Thursday, July 06, 2006

57. The Byrds - Mr. Tambourine Man (1965)





















Track Listing

1. Mr Tambourine Man
2. I'll Feel A Whole Lot Better
3. Spanish Harlem Incident
4. You Won't Have To Cry
5. Here Without You
6. Bells Of Rhymney
7. All I Really Want To Do
8. I Knew I'd Want You
9. It's No Use
10. Don't Doubt Yourself Babe
11. Chimes Of Freedom
12. We'll Meet Again

Review

This is a very fun album. The Byrds come up with the quintessential 60's sound of folk/rock while revolutionising the mean by having quite deep lyrics on what is essentially a rock album. They are essential not only in this but also in inspiring Mr. Dylan to go electric. He listened to the Byrds and though "hang-on, you can do rock and have good lyrics at the same time", the Byrds prove it in a sequence of Dylan covers, the most famous being the title track.

Other than its influence it is a very fun album to listen to. The sound is extremely full, almost Phil Spectorish in the "wall of sound" tradition, the harmonics are superb as well as the playing. The Byrds went on to write better music and make better albums but none was such a revelation as this one. Even the final track We'll Meet Again is brilliant stuff.

The Byrds sound like nothing else at the time. Their only fault is that at the first listen through they sound a bit samey and the songs are hard to tell apart. Only later as you start distinguishing the lyrics and chords of each song do you really start telling them apart and you realise that it is actually quite a diverse but cohesive album. Honestly, I really liked it, it's the hippiest thing to listen too in a summer afternoon.

Stream it from Napster or buy it from Amazon UK or US.

Track Highlights

1. Mr. Tambourine Man
2. We'll Meet Again
3. I'll Feel A Whole Lot Better
4. Here Without You

Final Grade


9/10

Trivia

The France against Portugal game made this little panda sad :'(

From Wiki:

Mr. Tambourine Man is the debut album by the American folk-rock band, The Byrds. It peaked at #6 on the Billboard Top Pop Albums chart, staying on the charts for 38 weeks; it also went to #7 in Great Britain. The single of the same name, Bob Dylan's "Mr. Tambourine Man," had been released on April 12, 1965, and went to #1 on both the Billboard Hot 100 and in the UK; another single and Dylan cover from the album, "All I Really Want to Do," just made the Top 40, peaking at #40.
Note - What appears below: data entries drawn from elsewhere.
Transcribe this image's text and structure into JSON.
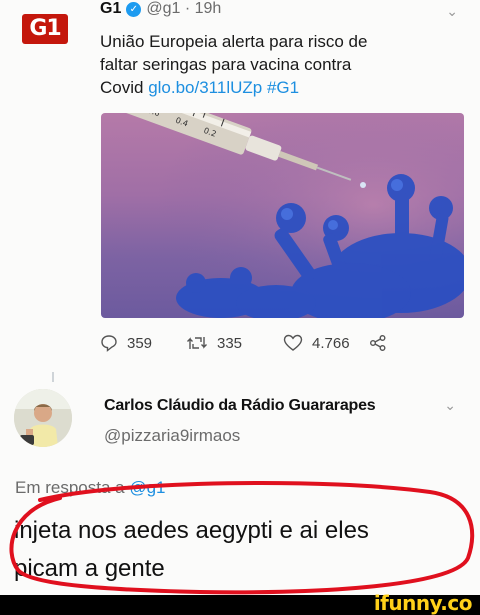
{
  "tweet": {
    "logo_text": "G1",
    "display_name": "G1",
    "handle_time": "@g1 · 19h",
    "text_lines": [
      "União Europeia alerta para risco de",
      "faltar seringas para vacina contra",
      "Covid "
    ],
    "link_text": "glo.bo/311lUZp",
    "hashtag": "#G1",
    "stats": {
      "replies": "359",
      "retweets": "335",
      "likes": "4.766"
    }
  },
  "reply": {
    "display_name": "Carlos Cláudio da Rádio Guararapes",
    "handle": "@pizzaria9irmaos",
    "in_reply_prefix": "Em resposta a ",
    "in_reply_handle": "@g1",
    "text_lines": [
      "injeta nos aedes aegypti e ai eles",
      "picam a gente"
    ]
  },
  "watermark": {
    "text": "ifunny.co"
  },
  "colors": {
    "accent_link": "#1d8fe0",
    "g1_red": "#c4170c",
    "highlight_circle": "#e0101e",
    "watermark": "#ffd11a"
  }
}
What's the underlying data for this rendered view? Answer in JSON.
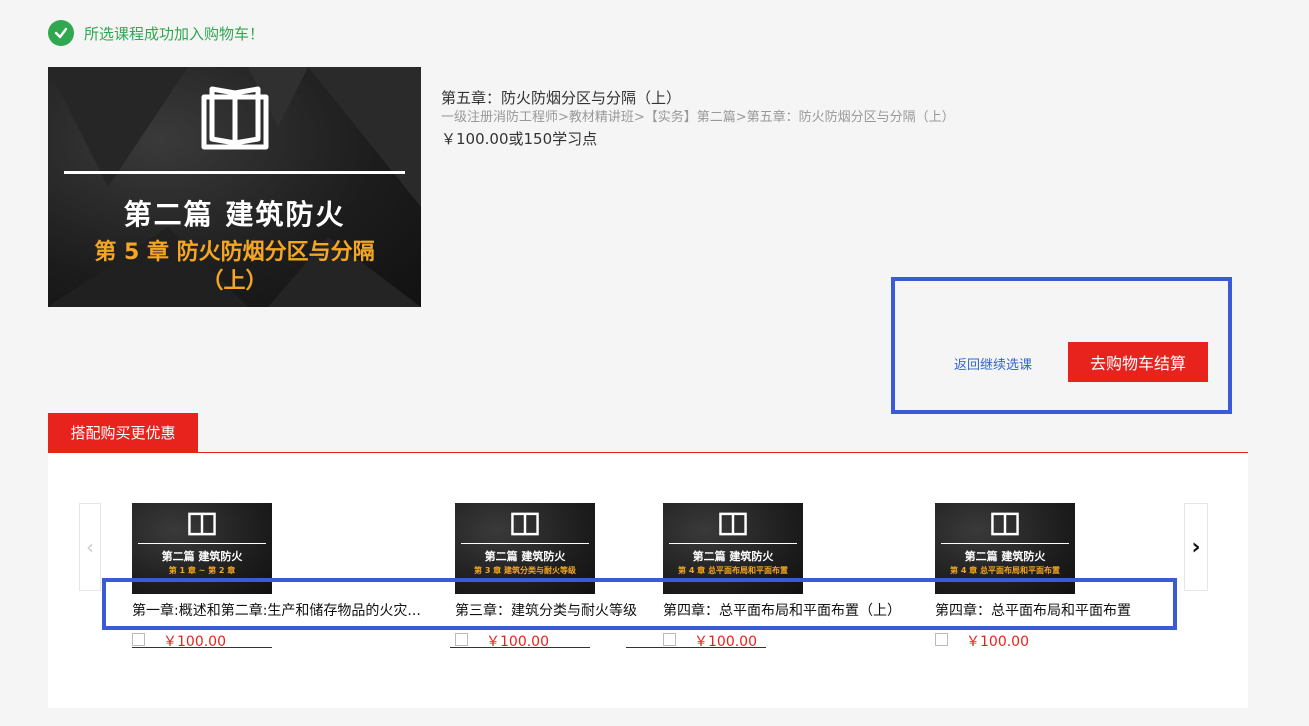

The single instantly established the band on both sides of the Atlantic, introducing the new folk-rock sub-genre into rock and roll which would quickly become America's answer to the British Invasion of 1964. The distinctive features of that single, the vocal harmonies of Gene Clark, Jim McGuinn, and David Crosby, along with McGuinn's embodiment of the "jingle-jangle" suggested by the lyrics on his twelve-string Rickenbacker guitar, became the signature sounds of the band during this early period.